Hukuman sudah setimpal
Pengamat militer dari Centra Initiative, Al Araf, menilai hukuman kepada terdakwa sudah tepat.
“Hukuman mati memang bukan sebuah pilihan, jadi hukuman seumur hidup ini sudah tepat,” kata Araf kepada BenarNews.
Mengenai para terdakwa yang melakukan aksi kejahatan berulang kali, seperti terungkap di persidangan, dia mendesak TNI untuk mengetatkan evaluasi internal agar hal serupa tidak terulang.
Araf menilai maraknya kasus kejahatan yang dilakukan anggota militer salah satunya dipicu oleh rendahnya kesejahteraan.
“Alokasi anggaran harus digunakan untuk kesejahteraan prajurit agar mereka tidak mencari uang dengan cara yang tidak baik di luar tugas,” katanya.
“Selama ini kan jomplang kesejahteraan antara yang di atas dan bawah.”
Tidak transparan
Berdasarkan catatan Komisi untuk Orang Hilang dan Korban Tindak Kekerasan (KontraS) sepanjang Desember 2022 hingga November 2023, tercatat 42 penyiksaan oleh aparat negara.
Penyiksaan oleh militer sebanyak enam kasus dengan empat meninggal dunia, kepolisian 31 kasus (11 meninggal dunia), dan sisanya oleh sipir penjara (dua meninggal), terang KontraS dalam catatan HAM yang dirilis kemarin.
Wakil Direktur Imparsial Ardi Manto mengkritik keputusan kepada tiga personel militer yang lebih rendah dari tuntutan oditur.
“Kekerasan-kekerasan militer kerap sekali berujung pada impunitas dan vonis yang rendah,” ujar dia kepada BenarNews.
Dia juga mengatakan sistem peradilan militer tersebut tidak akuntabel dan transparan serta sulit diakses masyarakat sipil.
“Ini pula yang terjadi pada kasus pembunuhan Imam Masykur,” jelasnya.
Ardi mencatat terjadi kenaikan tingkat kekerasan aparat militer yang pada tahun 2022 sebanyak 43 kasus, dan pada Januari hingga November 2023 bertambah menjadi 61 kasus. Korbannya warga sipil dan anggota kepolisian.
“Tapi mayoritas korbannya adalah warga sipil. Kekerasannya mulai dari ancaman intimidasi, sampai pembunuhan,” kata Ardi.
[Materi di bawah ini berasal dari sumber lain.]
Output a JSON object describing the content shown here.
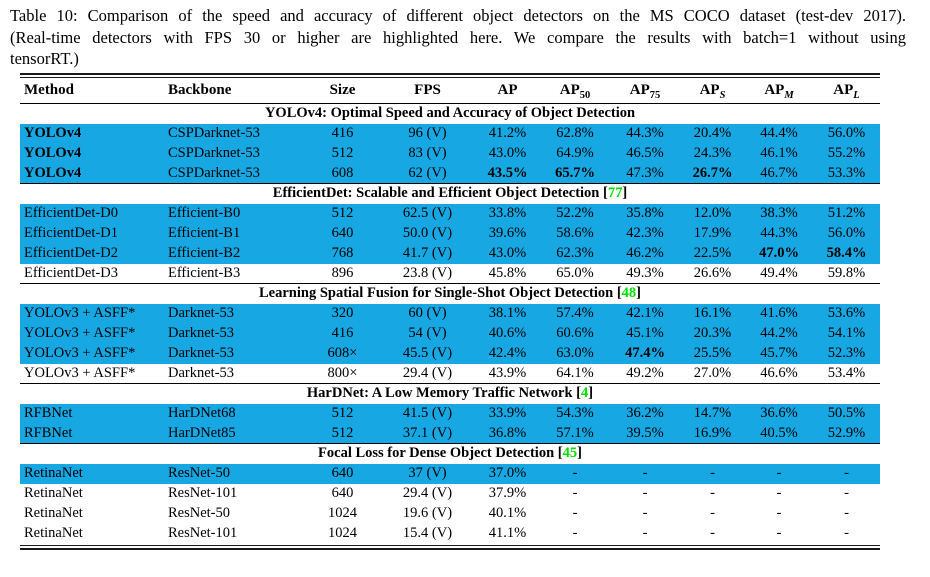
{
  "caption": {
    "lines": [
      "Table 10: Comparison of the speed and accuracy of different object detectors on the MS COCO dataset (test-dev 2017).",
      "(Real-time detectors with FPS 30 or higher are highlighted here. We compare the results with batch=1 without using",
      "tensorRT.)"
    ]
  },
  "colors": {
    "highlight": "#17A8E4",
    "citation": "#00DE00",
    "text": "#000000",
    "rule": "#1a1a1a"
  },
  "table": {
    "columns": [
      {
        "label": "Method",
        "align": "left"
      },
      {
        "label": "Backbone",
        "align": "left"
      },
      {
        "label": "Size",
        "align": "center"
      },
      {
        "label": "FPS",
        "align": "center"
      },
      {
        "label": "AP",
        "align": "center"
      },
      {
        "label": "AP",
        "sub": "50",
        "italic_sub": false,
        "align": "center"
      },
      {
        "label": "AP",
        "sub": "75",
        "italic_sub": false,
        "align": "center"
      },
      {
        "label": "AP",
        "sub": "S",
        "italic_sub": true,
        "align": "center"
      },
      {
        "label": "AP",
        "sub": "M",
        "italic_sub": true,
        "align": "center"
      },
      {
        "label": "AP",
        "sub": "L",
        "italic_sub": true,
        "align": "center"
      }
    ],
    "sections": [
      {
        "title": "YOLOv4: Optimal Speed and Accuracy of Object Detection",
        "citation": null,
        "rows": [
          {
            "cells": [
              "YOLOv4",
              "CSPDarknet-53",
              "416",
              "96 (V)",
              "41.2%",
              "62.8%",
              "44.3%",
              "20.4%",
              "44.4%",
              "56.0%"
            ],
            "highlight": true,
            "method_bold": true,
            "bold": []
          },
          {
            "cells": [
              "YOLOv4",
              "CSPDarknet-53",
              "512",
              "83 (V)",
              "43.0%",
              "64.9%",
              "46.5%",
              "24.3%",
              "46.1%",
              "55.2%"
            ],
            "highlight": true,
            "method_bold": true,
            "bold": []
          },
          {
            "cells": [
              "YOLOv4",
              "CSPDarknet-53",
              "608",
              "62 (V)",
              "43.5%",
              "65.7%",
              "47.3%",
              "26.7%",
              "46.7%",
              "53.3%"
            ],
            "highlight": true,
            "method_bold": true,
            "bold": [
              4,
              5,
              7
            ]
          }
        ]
      },
      {
        "title": "EfficientDet: Scalable and Efficient Object Detection",
        "citation": "77",
        "rows": [
          {
            "cells": [
              "EfficientDet-D0",
              "Efficient-B0",
              "512",
              "62.5 (V)",
              "33.8%",
              "52.2%",
              "35.8%",
              "12.0%",
              "38.3%",
              "51.2%"
            ],
            "highlight": true,
            "method_bold": false,
            "bold": []
          },
          {
            "cells": [
              "EfficientDet-D1",
              "Efficient-B1",
              "640",
              "50.0 (V)",
              "39.6%",
              "58.6%",
              "42.3%",
              "17.9%",
              "44.3%",
              "56.0%"
            ],
            "highlight": true,
            "method_bold": false,
            "bold": []
          },
          {
            "cells": [
              "EfficientDet-D2",
              "Efficient-B2",
              "768",
              "41.7 (V)",
              "43.0%",
              "62.3%",
              "46.2%",
              "22.5%",
              "47.0%",
              "58.4%"
            ],
            "highlight": true,
            "method_bold": false,
            "bold": [
              8,
              9
            ]
          },
          {
            "cells": [
              "EfficientDet-D3",
              "Efficient-B3",
              "896",
              "23.8 (V)",
              "45.8%",
              "65.0%",
              "49.3%",
              "26.6%",
              "49.4%",
              "59.8%"
            ],
            "highlight": false,
            "method_bold": false,
            "bold": []
          }
        ]
      },
      {
        "title": "Learning Spatial Fusion for Single-Shot Object Detection",
        "citation": "48",
        "rows": [
          {
            "cells": [
              "YOLOv3 + ASFF*",
              "Darknet-53",
              "320",
              "60 (V)",
              "38.1%",
              "57.4%",
              "42.1%",
              "16.1%",
              "41.6%",
              "53.6%"
            ],
            "highlight": true,
            "method_bold": false,
            "bold": []
          },
          {
            "cells": [
              "YOLOv3 + ASFF*",
              "Darknet-53",
              "416",
              "54 (V)",
              "40.6%",
              "60.6%",
              "45.1%",
              "20.3%",
              "44.2%",
              "54.1%"
            ],
            "highlight": true,
            "method_bold": false,
            "bold": []
          },
          {
            "cells": [
              "YOLOv3 + ASFF*",
              "Darknet-53",
              "608×",
              "45.5 (V)",
              "42.4%",
              "63.0%",
              "47.4%",
              "25.5%",
              "45.7%",
              "52.3%"
            ],
            "highlight": true,
            "method_bold": false,
            "bold": [
              6
            ]
          },
          {
            "cells": [
              "YOLOv3 + ASFF*",
              "Darknet-53",
              "800×",
              "29.4 (V)",
              "43.9%",
              "64.1%",
              "49.2%",
              "27.0%",
              "46.6%",
              "53.4%"
            ],
            "highlight": false,
            "method_bold": false,
            "bold": []
          }
        ]
      },
      {
        "title": "HarDNet: A Low Memory Traffic Network",
        "citation": "4",
        "rows": [
          {
            "cells": [
              "RFBNet",
              "HarDNet68",
              "512",
              "41.5 (V)",
              "33.9%",
              "54.3%",
              "36.2%",
              "14.7%",
              "36.6%",
              "50.5%"
            ],
            "highlight": true,
            "method_bold": false,
            "bold": []
          },
          {
            "cells": [
              "RFBNet",
              "HarDNet85",
              "512",
              "37.1 (V)",
              "36.8%",
              "57.1%",
              "39.5%",
              "16.9%",
              "40.5%",
              "52.9%"
            ],
            "highlight": true,
            "method_bold": false,
            "bold": []
          }
        ]
      },
      {
        "title": "Focal Loss for Dense Object Detection",
        "citation": "45",
        "rows": [
          {
            "cells": [
              "RetinaNet",
              "ResNet-50",
              "640",
              "37 (V)",
              "37.0%",
              "-",
              "-",
              "-",
              "-",
              "-"
            ],
            "highlight": true,
            "method_bold": false,
            "bold": []
          },
          {
            "cells": [
              "RetinaNet",
              "ResNet-101",
              "640",
              "29.4 (V)",
              "37.9%",
              "-",
              "-",
              "-",
              "-",
              "-"
            ],
            "highlight": false,
            "method_bold": false,
            "bold": []
          },
          {
            "cells": [
              "RetinaNet",
              "ResNet-50",
              "1024",
              "19.6 (V)",
              "40.1%",
              "-",
              "-",
              "-",
              "-",
              "-"
            ],
            "highlight": false,
            "method_bold": false,
            "bold": []
          },
          {
            "cells": [
              "RetinaNet",
              "ResNet-101",
              "1024",
              "15.4 (V)",
              "41.1%",
              "-",
              "-",
              "-",
              "-",
              "-"
            ],
            "highlight": false,
            "method_bold": false,
            "bold": []
          }
        ]
      }
    ]
  }
}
Menurut dia, peningkatan ini terjadi karena kekerasan yang dilakukan militer kerap tidak ditindak tegas oleh TNI.
“Tindakannya hanya sanksi internal yang jauh lebih ringan dari sanksi pidana,” ujar dia.
Awal tahun ini, pengadilan militer menjatuhkan hukuman penjara seumur hidup kepada tiga tentara karena keterlibatan mereka dalam pembunuhan empat warga sipil di Papua tahun lalu.
Keempat korban dipenggal dan dipotong kakinya sebelum jenazahnya dimasukkan ke dalam karung dan dibuang ke sungai.